The program was developed with the goal to save lives of those who experience cardiac arrests through consistently following the most up-to-date research-based guidelines for treatment, a press release states.
Guidelines include following protocols for patient safety, medical emergency team response, effective and timely resuscitation (CPR) and post-emergency care.
Some of the cardiac staff responsible for the Silver Distinction Award are, back row, from the left, Michael Gaines, Heath Dennis, Ashley Metts, Wes Collins, H. R. Lockhart, Ryan Garrett, Kathe Deitzler and Kim Bostaph; and front row, from the left, Jo Fitch, Michelle Moore, Danielle Brookover and Theresa Dugan.
More than 200,000 adults and children have an in-hospital cardiac arrest each year, according to the American Heart Association.
Camden Clark received the award for meeting specific measures in treating adult cardiac arrest patients. To qualify for the awards, hospitals must demonstrate compliance with these performance measures at a set level for a designated period.
"Camden Clark Medical Center is dedicated to helping our patients have the best possible outcome and implementing the American Heart Association's Get With The GuidelinesResuscitation program that will help us accomplish this by making it easier for our teams to put proven knowledge and guidelines to work on a daily basis," said Dr. David A. Gnegy, invasive cardiologist.
"We are pleased to recognize Camden Clark for their commitment in following these guidelines," said Deepak L. Bhatt, M.D., M.P.H., national chairman of the Get With The Guidelines steering committee and executive director of Interventional Cardiovascular Programs at Brigham and Women's Hospital and professor of medicine at Harvard Medical School. "Shortening the time to effective resuscitation and maximizing post-resuscitation care is critical to patient survival."
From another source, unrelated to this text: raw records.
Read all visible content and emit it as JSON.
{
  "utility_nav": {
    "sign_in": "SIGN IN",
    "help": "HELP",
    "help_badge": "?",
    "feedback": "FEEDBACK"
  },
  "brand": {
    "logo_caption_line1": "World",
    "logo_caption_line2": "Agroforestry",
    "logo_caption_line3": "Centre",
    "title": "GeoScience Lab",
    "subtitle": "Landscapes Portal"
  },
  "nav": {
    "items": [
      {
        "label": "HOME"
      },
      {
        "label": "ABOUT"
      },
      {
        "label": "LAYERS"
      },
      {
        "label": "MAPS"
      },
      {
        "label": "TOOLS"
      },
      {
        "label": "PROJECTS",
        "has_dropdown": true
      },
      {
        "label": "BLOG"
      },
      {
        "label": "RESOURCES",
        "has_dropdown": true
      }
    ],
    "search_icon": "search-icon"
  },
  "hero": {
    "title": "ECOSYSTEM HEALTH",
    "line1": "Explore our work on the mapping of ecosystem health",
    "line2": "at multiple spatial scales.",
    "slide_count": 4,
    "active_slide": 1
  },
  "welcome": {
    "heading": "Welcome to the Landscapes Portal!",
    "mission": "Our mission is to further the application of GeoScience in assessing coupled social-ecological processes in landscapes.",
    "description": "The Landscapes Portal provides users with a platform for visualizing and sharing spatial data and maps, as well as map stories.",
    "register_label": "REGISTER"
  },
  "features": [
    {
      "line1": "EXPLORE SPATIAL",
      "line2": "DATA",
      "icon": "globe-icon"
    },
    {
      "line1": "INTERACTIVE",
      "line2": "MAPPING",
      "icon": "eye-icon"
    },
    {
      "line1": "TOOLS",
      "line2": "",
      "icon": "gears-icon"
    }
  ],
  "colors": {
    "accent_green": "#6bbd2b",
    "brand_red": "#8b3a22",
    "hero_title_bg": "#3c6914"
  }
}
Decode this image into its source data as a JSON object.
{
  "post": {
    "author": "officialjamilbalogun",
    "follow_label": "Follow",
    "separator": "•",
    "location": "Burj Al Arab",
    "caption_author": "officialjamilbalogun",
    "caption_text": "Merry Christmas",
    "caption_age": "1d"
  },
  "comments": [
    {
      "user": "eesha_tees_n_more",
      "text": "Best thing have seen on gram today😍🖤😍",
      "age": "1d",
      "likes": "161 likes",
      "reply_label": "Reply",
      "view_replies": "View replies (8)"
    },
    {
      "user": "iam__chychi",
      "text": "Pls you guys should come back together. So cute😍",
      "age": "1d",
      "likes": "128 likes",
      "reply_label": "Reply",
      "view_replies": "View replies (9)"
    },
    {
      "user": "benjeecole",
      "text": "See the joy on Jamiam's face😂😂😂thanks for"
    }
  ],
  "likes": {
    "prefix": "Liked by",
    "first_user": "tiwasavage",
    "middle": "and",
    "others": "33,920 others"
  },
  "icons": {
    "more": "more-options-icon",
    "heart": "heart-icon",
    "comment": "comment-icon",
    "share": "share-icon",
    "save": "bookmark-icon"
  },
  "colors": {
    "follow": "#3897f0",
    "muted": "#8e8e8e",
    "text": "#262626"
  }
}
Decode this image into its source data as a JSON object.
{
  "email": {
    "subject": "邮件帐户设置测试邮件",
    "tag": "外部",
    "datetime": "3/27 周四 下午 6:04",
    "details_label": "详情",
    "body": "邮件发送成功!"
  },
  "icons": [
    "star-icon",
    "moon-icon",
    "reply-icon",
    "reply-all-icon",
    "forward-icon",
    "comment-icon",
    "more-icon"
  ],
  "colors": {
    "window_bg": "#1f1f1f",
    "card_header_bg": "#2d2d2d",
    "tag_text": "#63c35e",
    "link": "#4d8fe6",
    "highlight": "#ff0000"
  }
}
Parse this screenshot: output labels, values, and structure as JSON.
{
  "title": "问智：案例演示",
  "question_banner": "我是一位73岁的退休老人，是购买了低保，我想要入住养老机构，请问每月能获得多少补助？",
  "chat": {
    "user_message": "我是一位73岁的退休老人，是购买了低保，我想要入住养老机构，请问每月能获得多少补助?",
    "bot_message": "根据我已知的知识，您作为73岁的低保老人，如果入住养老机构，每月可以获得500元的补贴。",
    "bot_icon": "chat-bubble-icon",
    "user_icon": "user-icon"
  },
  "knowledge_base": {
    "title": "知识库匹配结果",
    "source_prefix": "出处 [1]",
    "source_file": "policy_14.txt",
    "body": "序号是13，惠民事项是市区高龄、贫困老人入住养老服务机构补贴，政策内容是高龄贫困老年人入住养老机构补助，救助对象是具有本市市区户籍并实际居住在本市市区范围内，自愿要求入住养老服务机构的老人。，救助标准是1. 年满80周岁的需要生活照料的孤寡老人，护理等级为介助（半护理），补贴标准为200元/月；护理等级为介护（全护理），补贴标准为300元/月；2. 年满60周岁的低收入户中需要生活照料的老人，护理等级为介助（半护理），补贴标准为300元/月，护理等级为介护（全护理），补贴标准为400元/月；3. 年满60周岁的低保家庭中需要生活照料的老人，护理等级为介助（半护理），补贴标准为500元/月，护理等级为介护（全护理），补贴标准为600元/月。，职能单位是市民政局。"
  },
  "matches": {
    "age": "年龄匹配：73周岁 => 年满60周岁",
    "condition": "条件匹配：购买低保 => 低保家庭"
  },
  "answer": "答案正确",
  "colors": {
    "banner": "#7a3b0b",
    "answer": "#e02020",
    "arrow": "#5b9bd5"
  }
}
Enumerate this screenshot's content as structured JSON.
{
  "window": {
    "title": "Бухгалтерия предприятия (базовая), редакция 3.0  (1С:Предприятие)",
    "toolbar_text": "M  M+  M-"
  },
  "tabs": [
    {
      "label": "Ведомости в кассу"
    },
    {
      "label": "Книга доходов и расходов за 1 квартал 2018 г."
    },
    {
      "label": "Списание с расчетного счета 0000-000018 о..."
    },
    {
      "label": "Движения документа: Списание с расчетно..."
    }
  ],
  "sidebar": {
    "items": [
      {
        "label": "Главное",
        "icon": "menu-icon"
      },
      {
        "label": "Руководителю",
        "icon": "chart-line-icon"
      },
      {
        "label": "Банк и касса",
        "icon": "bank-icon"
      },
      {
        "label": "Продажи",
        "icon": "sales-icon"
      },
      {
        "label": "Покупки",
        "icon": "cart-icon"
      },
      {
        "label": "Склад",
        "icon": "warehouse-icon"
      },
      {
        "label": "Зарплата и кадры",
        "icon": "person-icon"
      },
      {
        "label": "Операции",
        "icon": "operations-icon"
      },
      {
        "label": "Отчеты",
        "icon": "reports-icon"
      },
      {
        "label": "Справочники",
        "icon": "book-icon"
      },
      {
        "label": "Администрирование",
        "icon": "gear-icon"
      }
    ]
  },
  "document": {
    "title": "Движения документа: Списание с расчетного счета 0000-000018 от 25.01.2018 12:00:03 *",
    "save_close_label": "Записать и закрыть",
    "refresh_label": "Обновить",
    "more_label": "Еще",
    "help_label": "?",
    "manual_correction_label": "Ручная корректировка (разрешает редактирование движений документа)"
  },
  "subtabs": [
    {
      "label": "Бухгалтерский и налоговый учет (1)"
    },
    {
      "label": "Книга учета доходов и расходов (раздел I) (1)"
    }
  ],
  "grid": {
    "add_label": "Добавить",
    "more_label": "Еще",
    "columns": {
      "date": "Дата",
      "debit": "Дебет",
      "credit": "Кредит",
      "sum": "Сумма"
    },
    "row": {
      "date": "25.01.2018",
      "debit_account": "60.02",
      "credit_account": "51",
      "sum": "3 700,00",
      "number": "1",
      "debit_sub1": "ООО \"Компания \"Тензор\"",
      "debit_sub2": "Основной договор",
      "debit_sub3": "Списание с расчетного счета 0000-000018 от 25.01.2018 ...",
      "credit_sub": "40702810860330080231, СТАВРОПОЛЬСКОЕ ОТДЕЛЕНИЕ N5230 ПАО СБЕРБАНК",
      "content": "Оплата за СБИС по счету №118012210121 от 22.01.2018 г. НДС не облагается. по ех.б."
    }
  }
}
Get With The Guidelines-Resuscitation builds on the work of the American Heart Association's National Registry of Cardiopulmonary Resuscitation, launched in 1999 as a database of in-hospital resuscitation events from more than 500 hospitals.
The data from the registry and the quality program give participating hospitals feedback on their resuscitation practice and patient outcomes and help develop research-based guidelines for in-hospital resuscitation.